Your company's data team organization

etl

(Lawrence) #1

I had asked a question earlier this year surveying everyone here about your company’s data stack and thought it was a fruitful conversation.

As my company Payoff has matured, I’ve realized more and more that something that is as or possibly more important is how the data team is structured across the company. And when I say data team I’m referring to the full data stack and the role people play in building out the infrastructure, building data integrations and of course analyzing the data itself.

So how is your data team structured? Does it have a clear delineation between data engineers (generate the data in the application aka website), DBAs (those that work on the data pipes or ETL) and data analysts/scientists (those that derive business value from the data)? Or do you have an organization where the line is blurred between DBAs and data scientists kind of like Stichfix does it: their motto is engineers shouldn’t write ETL.

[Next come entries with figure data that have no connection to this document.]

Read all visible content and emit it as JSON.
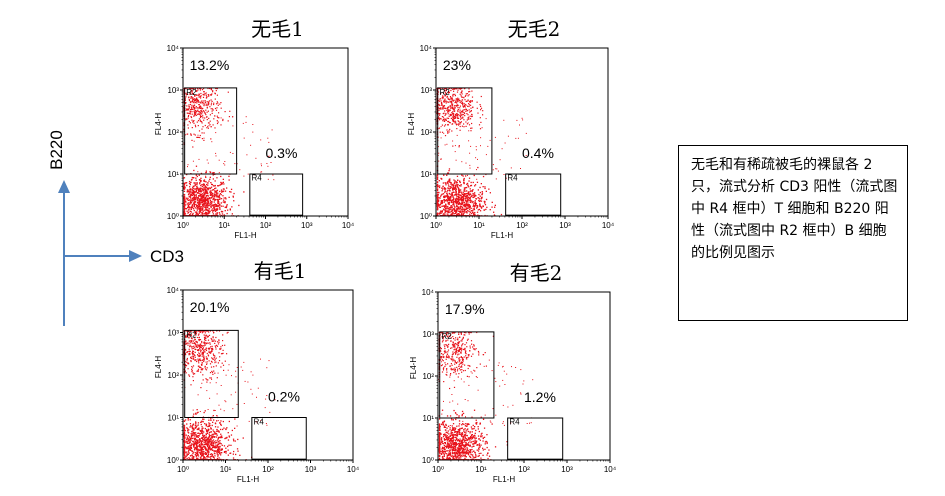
{
  "axes_legend": {
    "y_label": "B220",
    "x_label": "CD3"
  },
  "panels": [
    {
      "title": "无毛1",
      "r2_percent": "13.2%",
      "r4_percent": "0.3%",
      "x_axis_title": "FL1-H",
      "y_axis_title": "FL4-H",
      "r2_label": "R2",
      "r4_label": "R4",
      "tick_labels": [
        "10⁰",
        "10¹",
        "10²",
        "10³",
        "10⁴"
      ]
    },
    {
      "title": "无毛2",
      "r2_percent": "23%",
      "r4_percent": "0.4%",
      "x_axis_title": "FL1-H",
      "y_axis_title": "FL4-H",
      "r2_label": "R2",
      "r4_label": "R4",
      "tick_labels": [
        "10⁰",
        "10¹",
        "10²",
        "10³",
        "10⁴"
      ]
    },
    {
      "title": "有毛1",
      "r2_percent": "20.1%",
      "r4_percent": "0.2%",
      "x_axis_title": "FL1-H",
      "y_axis_title": "FL4-H",
      "r2_label": "R2",
      "r4_label": "R4",
      "tick_labels": [
        "10⁰",
        "10¹",
        "10²",
        "10³",
        "10⁴"
      ]
    },
    {
      "title": "有毛2",
      "r2_percent": "17.9%",
      "r4_percent": "1.2%",
      "x_axis_title": "FL1-H",
      "y_axis_title": "FL4-H",
      "r2_label": "R2",
      "r4_label": "R4",
      "tick_labels": [
        "10⁰",
        "10¹",
        "10²",
        "10³",
        "10⁴"
      ]
    }
  ],
  "note_text": "无毛和有稀疏被毛的裸鼠各 2 只，流式分析 CD3 阳性（流式图中 R4 框中）T 细胞和 B220 阳性（流式图中 R2 框中）B 细胞的比例见图示",
  "colors": {
    "dots": "#e8121a",
    "arrow": "#4f81bd",
    "frame": "#000000"
  }
}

To kick things off I thought I’d share how my company is structured. We have:

  • Data Engineers: Backend engineers who are creating production data
  • DBAs: Those who are only responsible for building out data integrations and bringing first-party and third-party data into a centralized data repository
  • Data Analysts/Scientists: End-users of the data who run analysis, build Looks/Dashboards, create markdown output, automate reporting, building models

Pros

  • Clear delineation of responsibilities. People generally do what they are good at.
  • Data scientists and analysts do not have to worry about ETL. They can focus their energies on analysis.

Cons

  • When the ETL breaks or there is some issue with it, it’s hard for the data scientists
    to validate where the issue is coming from since in this setup the ETL is essentially a blackbox
  • ETL can be somewhat dry work as they are often not informed of the output or end result of the data they are working with. In this structure, they function kind of like a middle-man (albeit a very important one!) taking data and passing it along
  • The DBA does not often have enough context either up-stream about the production data or down-stream as to what data is important for the business

I’m curious how other company’s divvy up the data work across these different roles and manage the overlap between responsibilities.


(Devin) #2

@segahm helped build and design part of our ETL. He did a great job understanding our end-reporting needs in Looker and designing the correct ETL processes to meet those needs.


(vivek) #3

Since, looker does have import feature, we too have implemented the end to end automation combining ETL & looker, for end to end delivery of the product.


(Aron Clymer) #4

I love this topic - thanks for posting it Lawrence. I was Head of Data at PopSugar for 1.5 years (I recently left and am now advising & consulting), and prior to that I led a 20 person data team at Salesforce. At both companies I found it very hard to find people who could develop across the full data stack. If you have such rock-stars working at your company, indeed a lot of the “cons” that you pointed out go away. However, most companies should focus more on creating a collaborative process that fosters alignment across all data professionals. The business goals should be clear to everyone involved. The data lead should have projects scoped out and hold meetings with all team members prior to execution. I’m a big fan of minimal documentation, so I try to create one-page “tear sheets” for any decent sized project. I encourage cross-training during this process so that you can move towards that goal of full-stack capability: people who can model data, build ETL, code in LookML, and do the analysis. To a certain degree, I like to keep Data Scientists with advanced statistical modeling skills focused on building models, with data engineers supporting them with some of the heavy lifting. Hope this helps - happy to discuss further anytime.